By Jess Owen
Tales of Dylan Thomas are part of the legend of Fitzrovia. His association with the Augustus John circle fills a chapter or two in most of his biographies, usually recounting his drinking exploits.
But the area was crucial to his development as a writer in a more significant way. The carousing of the 1930s gave him the contacts that enabled him to find employment a few years later later, within the British film industry, then burgeoning under the sponsorship of the Ministry of Information.
With the help of John Davenport, he met Ivan Moffat, a former resident of Fitzroy Square. Moffat was an assistant to Donald Taylor, a film producer, whose company, Strand Films had a lucrative contract with the Ministry of Information, making films designed to soften up American opinion on the war.
Thomas’s film scripts are not too well known in England. Yet they, rather than the earlier poems, reveal his maturity as a poet. A poet who managed to merge his verse with a relatively new medium, film.
The unity of verse with imagery was not a new concept.
Classical Greek tragedians provided one of the first European models. They were revived by Elizabethan humanist playwrights. Two centuries later, at the prompting of deist writers, William Hone and George Cruikshank unified verse and popular iconography in a number of pamphlets drawing on the republican imagery of street balladeers like Richard ‘Citizen’ Lee.
The Fitzrovians, Clio Rickman and Thomas Spence occasionally resorted to chalking pavements with radical slogans and imagery. Blake, Linton, Morris and Crane were artists who also attempted such unities.

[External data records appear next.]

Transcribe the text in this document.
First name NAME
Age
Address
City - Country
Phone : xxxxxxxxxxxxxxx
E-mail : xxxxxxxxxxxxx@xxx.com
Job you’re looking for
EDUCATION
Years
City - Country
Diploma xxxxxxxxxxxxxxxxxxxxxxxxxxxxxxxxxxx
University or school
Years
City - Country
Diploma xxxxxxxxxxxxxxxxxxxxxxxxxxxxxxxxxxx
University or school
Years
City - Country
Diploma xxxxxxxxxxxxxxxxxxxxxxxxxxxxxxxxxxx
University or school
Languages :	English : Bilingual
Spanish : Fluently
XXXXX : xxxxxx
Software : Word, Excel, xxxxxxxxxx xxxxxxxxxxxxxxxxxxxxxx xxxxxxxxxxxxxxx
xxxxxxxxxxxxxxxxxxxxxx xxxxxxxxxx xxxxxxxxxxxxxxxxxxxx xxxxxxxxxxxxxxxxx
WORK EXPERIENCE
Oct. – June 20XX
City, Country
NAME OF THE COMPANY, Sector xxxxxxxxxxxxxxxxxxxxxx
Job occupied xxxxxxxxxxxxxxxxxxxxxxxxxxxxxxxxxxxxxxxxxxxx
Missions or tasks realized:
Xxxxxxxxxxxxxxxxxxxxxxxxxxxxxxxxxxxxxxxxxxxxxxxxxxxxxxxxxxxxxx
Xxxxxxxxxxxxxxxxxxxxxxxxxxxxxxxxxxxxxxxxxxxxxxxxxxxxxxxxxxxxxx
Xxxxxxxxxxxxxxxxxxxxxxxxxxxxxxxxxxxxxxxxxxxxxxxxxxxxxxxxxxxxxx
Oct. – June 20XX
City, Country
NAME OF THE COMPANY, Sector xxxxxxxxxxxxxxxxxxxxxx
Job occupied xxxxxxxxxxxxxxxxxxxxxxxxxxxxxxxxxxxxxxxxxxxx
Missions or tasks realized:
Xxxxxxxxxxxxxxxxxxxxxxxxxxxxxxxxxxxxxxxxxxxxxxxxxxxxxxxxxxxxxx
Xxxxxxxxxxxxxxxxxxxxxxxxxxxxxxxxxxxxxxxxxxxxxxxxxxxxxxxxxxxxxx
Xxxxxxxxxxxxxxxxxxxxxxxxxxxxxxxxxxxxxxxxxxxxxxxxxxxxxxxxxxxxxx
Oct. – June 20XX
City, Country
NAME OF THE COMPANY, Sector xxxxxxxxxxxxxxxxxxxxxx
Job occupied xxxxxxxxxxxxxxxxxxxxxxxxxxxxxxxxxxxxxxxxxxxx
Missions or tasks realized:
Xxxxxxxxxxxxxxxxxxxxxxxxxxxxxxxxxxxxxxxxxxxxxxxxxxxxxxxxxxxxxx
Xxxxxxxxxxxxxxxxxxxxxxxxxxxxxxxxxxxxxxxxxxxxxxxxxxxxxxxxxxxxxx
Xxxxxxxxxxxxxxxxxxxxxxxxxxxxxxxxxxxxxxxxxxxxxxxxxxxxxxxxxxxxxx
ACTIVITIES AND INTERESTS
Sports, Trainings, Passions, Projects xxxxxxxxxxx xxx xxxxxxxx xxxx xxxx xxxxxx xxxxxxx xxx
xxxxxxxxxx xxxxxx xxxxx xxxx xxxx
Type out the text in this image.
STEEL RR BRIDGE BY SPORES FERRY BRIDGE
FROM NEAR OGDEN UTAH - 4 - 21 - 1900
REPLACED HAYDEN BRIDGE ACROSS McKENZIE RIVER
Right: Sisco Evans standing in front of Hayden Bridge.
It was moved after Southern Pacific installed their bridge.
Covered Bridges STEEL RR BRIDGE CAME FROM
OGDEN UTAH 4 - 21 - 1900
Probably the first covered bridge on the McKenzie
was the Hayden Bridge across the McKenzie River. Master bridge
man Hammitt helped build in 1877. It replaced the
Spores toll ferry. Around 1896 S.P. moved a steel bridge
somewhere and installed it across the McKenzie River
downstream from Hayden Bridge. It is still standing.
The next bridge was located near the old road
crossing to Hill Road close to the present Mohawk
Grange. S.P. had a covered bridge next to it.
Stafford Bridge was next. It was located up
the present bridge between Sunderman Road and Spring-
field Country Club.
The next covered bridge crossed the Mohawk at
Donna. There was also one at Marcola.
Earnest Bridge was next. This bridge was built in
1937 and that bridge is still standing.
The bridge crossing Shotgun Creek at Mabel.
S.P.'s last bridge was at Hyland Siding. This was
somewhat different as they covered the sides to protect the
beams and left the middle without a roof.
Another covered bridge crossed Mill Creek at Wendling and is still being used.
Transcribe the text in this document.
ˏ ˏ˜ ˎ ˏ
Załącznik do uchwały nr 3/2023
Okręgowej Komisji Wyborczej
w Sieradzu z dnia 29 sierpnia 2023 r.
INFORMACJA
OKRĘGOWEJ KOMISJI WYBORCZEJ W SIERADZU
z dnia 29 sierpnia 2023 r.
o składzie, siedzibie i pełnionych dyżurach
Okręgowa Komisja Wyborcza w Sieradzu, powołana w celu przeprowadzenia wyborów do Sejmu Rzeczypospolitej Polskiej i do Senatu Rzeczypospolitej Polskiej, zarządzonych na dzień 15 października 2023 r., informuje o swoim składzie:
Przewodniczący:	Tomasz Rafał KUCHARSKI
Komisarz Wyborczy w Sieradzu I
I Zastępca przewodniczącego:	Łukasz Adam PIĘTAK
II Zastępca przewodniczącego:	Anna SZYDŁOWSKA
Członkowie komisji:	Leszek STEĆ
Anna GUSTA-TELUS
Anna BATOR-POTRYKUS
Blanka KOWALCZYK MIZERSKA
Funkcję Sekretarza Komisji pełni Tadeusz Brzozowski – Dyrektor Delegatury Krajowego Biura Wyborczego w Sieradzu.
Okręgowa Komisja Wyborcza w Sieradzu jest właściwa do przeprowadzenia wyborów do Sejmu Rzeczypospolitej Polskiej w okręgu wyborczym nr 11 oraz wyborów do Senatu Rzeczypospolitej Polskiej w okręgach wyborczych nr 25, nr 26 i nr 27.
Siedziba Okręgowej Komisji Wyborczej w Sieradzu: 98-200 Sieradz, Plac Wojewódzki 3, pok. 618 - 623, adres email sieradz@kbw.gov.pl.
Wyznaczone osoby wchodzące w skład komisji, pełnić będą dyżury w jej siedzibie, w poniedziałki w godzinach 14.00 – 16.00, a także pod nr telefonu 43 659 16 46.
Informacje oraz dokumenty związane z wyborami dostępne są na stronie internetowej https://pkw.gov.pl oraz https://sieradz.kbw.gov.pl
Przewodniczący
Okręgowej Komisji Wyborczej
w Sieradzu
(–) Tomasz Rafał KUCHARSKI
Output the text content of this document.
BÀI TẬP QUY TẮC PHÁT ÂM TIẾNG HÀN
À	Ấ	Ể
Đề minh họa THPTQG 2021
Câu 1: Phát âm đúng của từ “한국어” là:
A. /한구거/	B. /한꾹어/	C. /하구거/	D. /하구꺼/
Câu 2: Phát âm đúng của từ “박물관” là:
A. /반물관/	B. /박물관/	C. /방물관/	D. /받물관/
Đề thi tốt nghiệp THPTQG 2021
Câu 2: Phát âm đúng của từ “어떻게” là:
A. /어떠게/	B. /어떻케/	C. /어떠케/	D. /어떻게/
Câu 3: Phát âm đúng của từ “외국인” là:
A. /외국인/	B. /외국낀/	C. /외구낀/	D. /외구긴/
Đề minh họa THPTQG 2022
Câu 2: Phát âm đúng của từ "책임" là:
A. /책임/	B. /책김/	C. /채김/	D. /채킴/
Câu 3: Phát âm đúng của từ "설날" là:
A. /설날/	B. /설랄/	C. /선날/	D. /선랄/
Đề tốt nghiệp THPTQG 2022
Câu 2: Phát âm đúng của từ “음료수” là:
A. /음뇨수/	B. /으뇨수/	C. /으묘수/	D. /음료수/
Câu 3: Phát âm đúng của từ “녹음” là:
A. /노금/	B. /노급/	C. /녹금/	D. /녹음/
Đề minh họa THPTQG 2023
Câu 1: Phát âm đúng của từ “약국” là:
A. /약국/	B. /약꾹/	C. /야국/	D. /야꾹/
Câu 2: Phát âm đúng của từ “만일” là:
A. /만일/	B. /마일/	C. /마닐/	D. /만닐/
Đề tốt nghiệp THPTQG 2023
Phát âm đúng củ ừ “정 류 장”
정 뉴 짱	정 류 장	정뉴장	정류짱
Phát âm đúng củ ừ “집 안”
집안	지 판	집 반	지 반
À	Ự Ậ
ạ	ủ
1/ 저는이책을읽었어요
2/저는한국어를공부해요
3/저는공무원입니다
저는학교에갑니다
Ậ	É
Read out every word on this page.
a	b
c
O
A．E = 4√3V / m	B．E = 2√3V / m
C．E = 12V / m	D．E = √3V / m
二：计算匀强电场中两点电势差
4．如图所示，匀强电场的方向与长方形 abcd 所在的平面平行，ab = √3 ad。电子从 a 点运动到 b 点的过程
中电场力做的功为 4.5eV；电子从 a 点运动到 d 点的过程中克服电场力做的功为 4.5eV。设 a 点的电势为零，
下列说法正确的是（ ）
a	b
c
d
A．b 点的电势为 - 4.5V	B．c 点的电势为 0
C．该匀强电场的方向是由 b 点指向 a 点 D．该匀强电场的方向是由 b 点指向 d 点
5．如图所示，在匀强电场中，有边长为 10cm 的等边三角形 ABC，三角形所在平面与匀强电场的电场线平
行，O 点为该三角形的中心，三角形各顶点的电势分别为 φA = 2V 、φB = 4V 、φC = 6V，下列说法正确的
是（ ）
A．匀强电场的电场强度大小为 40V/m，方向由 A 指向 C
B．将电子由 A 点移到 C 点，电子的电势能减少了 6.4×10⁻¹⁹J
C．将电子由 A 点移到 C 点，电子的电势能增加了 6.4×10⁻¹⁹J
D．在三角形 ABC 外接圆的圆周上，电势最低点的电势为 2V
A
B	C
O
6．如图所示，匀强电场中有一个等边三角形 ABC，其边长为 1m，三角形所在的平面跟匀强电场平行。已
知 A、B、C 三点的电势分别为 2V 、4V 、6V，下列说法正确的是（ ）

But Dylan Thomas, as poet, was amongst those who grasped the potential of a new medium. His radio script for ‘under Milk Wood’ is internationally performed as a “play for voices” and anticipates some of the work of Samuel Beckett (Thomas was aware of Beckett’s early writing by 1936).
Thomas’s behaviour on the fringes of Fitzrovia had not changed very much by 1944. A poem sent to Donald Taylor whilst correcting the script of ‘Our Country’, one of his more important texts of the period, confesses that;
“I may in the Gargoyle have fallen down plastered,
But I did see my publishers- twice.
You wouldn’t believe me were I to aver
That I never went out ‘on the bust’.
You’ll pardon the phrase? Ah, thank you, my dear.
And I did see an editor–just”
[Ferris Collected Letters to D Taylor c Oct 1944, Ferris p.525. Texas Mss ]
But this was Thomas ‘the playful poet’ confident in his craft and finding joy in his words. The script is a far more carefully sculpted piece of writing, and one of his finer achievements.
The film is an extended monologue, told through the eyes of an American merchant seaman beginnings in Glaschu, with the second movement shifting to London;
“and all the separate movements of the morning crowds
are lost together in the heartbeat of the clocks
a day when the long noise of the sea is forgotten
street-drowned in another memory
of the sound itself of smoke and sailing dust
trumpets of traffic signs and hoardings and posters
rasp of the red and green signal lights
the scraped string voices of overhead wires
and the owl sound of the dry wind in the tube tunnels
the blare and ragged drumroll of the armies and pavements
and chimneys
and crossings and street walls
the riding choirs of the wheels
the always to be remembered even though continual sea music
music of the towers and bridges and spires and domes
of the island city”
[Complete Screenplays Ed. Ackerman pp 68-9]
Thomas grasped some of the rhythms of the town;
“trumpets of traffic signs and hoardings and posters
rasp of the red and green signal lights
the scraped strings of overhead wires”
Possibly because he was looking at them as an ‘outsider’
Yet his familiarity with them informed his poetic insight, just as the miner poets of South Wales had set the context for his verse.
And Thomas, ever the poet who worked on (and with) his verse, also evoked the images from his earlier Among those Killed in the Dawn Raid
“And all the stones remember and sing
the cathedral of each blitzed dead body that lay or lies
in the bomber-and-dove-flown-over cemetaries
of the dumb heroic streets”
Thomas’s feelings towards the war had been less than enthusiastic.
But the exigencies of the conflict gave him the opportunity to refine his skills within its confines.
Dylan Thomas, along with Idris Davies and Edward Thomas, were as Cymric as Iolo Morgan. They had to ply their craft in London. Fitzrovia was lucky to have them around for a bit.
As migrants tend to do, they enriched the places where they are given shelter.
Who can imagine an English culture without our legends of Robin Hood, brought back to us by Vlaams merchants? Or our national poets, Clare and Blake, drawing from Scots and Druidic traditions?
The poetry, prose and letters of Dylan Thomas are © The Dylan Thomas Estate.
My thanks to the British Film Institute, The National Archives and the British Library for their assistance.